In other words, when SaaS and complex hardware are united, it’s not one or the other — it’s something new. This new idea is RaaS.
Insights From a RaaS Investor
The pay-as-you-go model — or SaaS — has stretched far and wide over our society and has now reached robotics. However, bringing a new RaaS solution to market isn’t as easy as having an idea. You’re likely going to have to bring on investors.
What Investors Look For
RaaS investors like Paul and his partners at grep -vc look for a handful of key components in a founder:
- They understand where the hardware is. Paul has heard one too many pitches for ideas using hardware that won’t be available any time soon. He looks for solutions based on hardware that’s predicted to come out in the next two years.
- They understand what goes into the execution.

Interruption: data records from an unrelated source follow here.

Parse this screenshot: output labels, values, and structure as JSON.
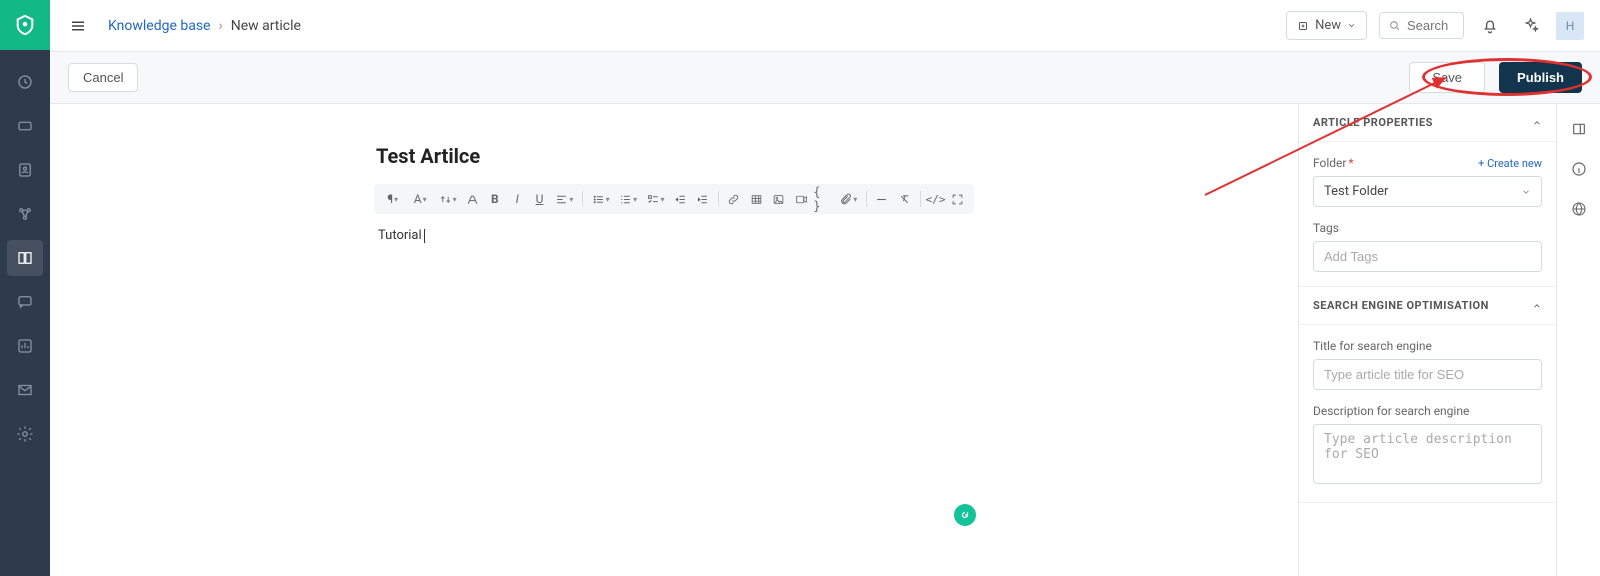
{
  "header": {
    "breadcrumb_root": "Knowledge base",
    "breadcrumb_current": "New article",
    "new_button": "New",
    "search_placeholder": "Search",
    "avatar_letter": "H"
  },
  "actions": {
    "cancel": "Cancel",
    "save": "Save",
    "publish": "Publish"
  },
  "editor": {
    "title": "Test Artilce",
    "body": "Tutorial"
  },
  "props": {
    "article_heading": "ARTICLE PROPERTIES",
    "folder_label": "Folder",
    "create_new": "+ Create new",
    "folder_value": "Test Folder",
    "tags_label": "Tags",
    "tags_placeholder": "Add Tags",
    "seo_heading": "SEARCH ENGINE OPTIMISATION",
    "seo_title_label": "Title for search engine",
    "seo_title_placeholder": "Type article title for SEO",
    "seo_desc_label": "Description for search engine",
    "seo_desc_placeholder": "Type article description for SEO"
  },
  "annotation": {
    "color": "#e03131"
  }
}
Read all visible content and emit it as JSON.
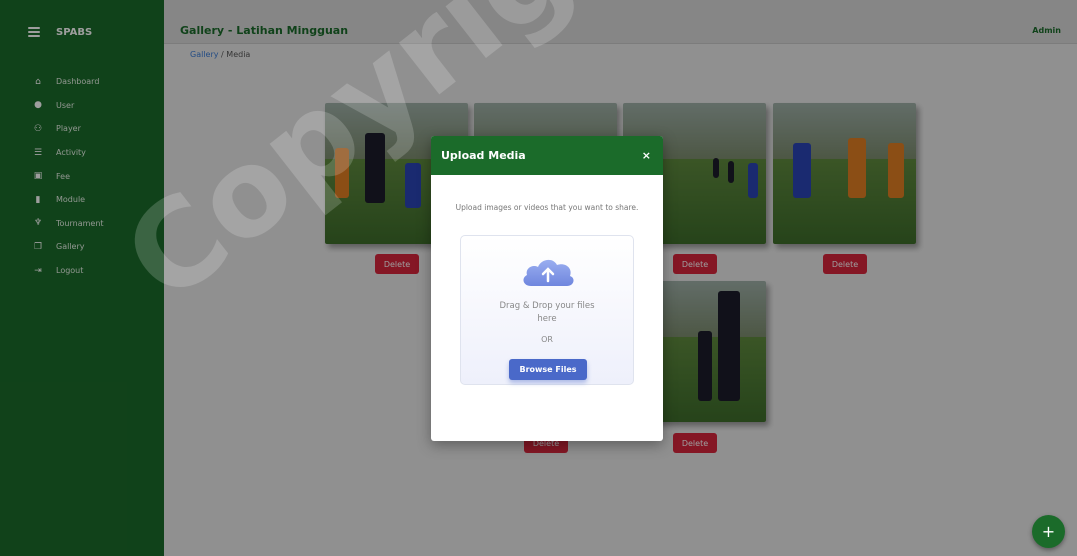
{
  "app": {
    "name": "SPABS"
  },
  "header": {
    "title": "Gallery - Latihan Mingguan",
    "user": "Admin"
  },
  "breadcrumb": {
    "parent": "Gallery",
    "separator": "/",
    "current": "Media"
  },
  "sidebar": {
    "items": [
      {
        "label": "Dashboard",
        "icon": "home-icon"
      },
      {
        "label": "User",
        "icon": "user-icon"
      },
      {
        "label": "Player",
        "icon": "players-icon"
      },
      {
        "label": "Activity",
        "icon": "list-icon"
      },
      {
        "label": "Fee",
        "icon": "money-icon"
      },
      {
        "label": "Module",
        "icon": "book-icon"
      },
      {
        "label": "Tournament",
        "icon": "trophy-icon"
      },
      {
        "label": "Gallery",
        "icon": "images-icon"
      },
      {
        "label": "Logout",
        "icon": "logout-icon"
      }
    ]
  },
  "gallery": {
    "delete_label": "Delete"
  },
  "modal": {
    "title": "Upload Media",
    "close": "×",
    "description": "Upload images or videos that you want to share.",
    "drop_text": "Drag & Drop your files here",
    "or_text": "OR",
    "browse_label": "Browse Files"
  },
  "fab": {
    "label": "+"
  },
  "watermark": "Copyright UKM",
  "colors": {
    "primary": "#1b6b2a",
    "danger": "#d7263d",
    "accent": "#4a69c9"
  }
}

RaaS investors aren’t only interested in your idea — founders need a realistic plan of action to go with it. Paul recommends that founders get some execution experience before they start pitching.
- They’re technical. Paul is particularly excited to work with founders who are technical and operational. If someone comes to an investor like him, they’d better be willing to get their hands dirty to make their idea an actual solution.
What Founders Look For
RaaS is a sexy new trend to invest in. Because of this, founders need to make sure potential investors understand the market and don’t jump in like starry-eyed fanboys.
With a unique background in engineering, marketing, and venture capitalism, Paul offers solid advice for VCs exploring RaaS:
Know the difference between a hardware company and a RaaS startup.
Founders: See that your potential investors are well-versed in the RaaS world. You’ll encounter much more success with a knowledgeable investor than a VC who’s willing but inexperienced.
Why RaaS Startups Fail
It may be clear by now that the #1 reason RaaS startups fail is that the founder and/or the investor doesn’t understand the execution needed to make an idea a reality.
Perhaps you have an idea for a solar-powered weed-eating Roomba (Paul’s dream bot). There’s no denying it’s a superb idea. Yet, it’s critical that you account for all of the elements going into actually making the thing.
- Is the hardware there yet?
- What’s it going to take to execute your idea?
- Will you be able to build a prototype within the next two years?
Yes, Paul has a certain set of skills he’s acquired from his specialized background. However, RaaS founders and investors with less experience can find success in the space by taking heed of his advice, just the same.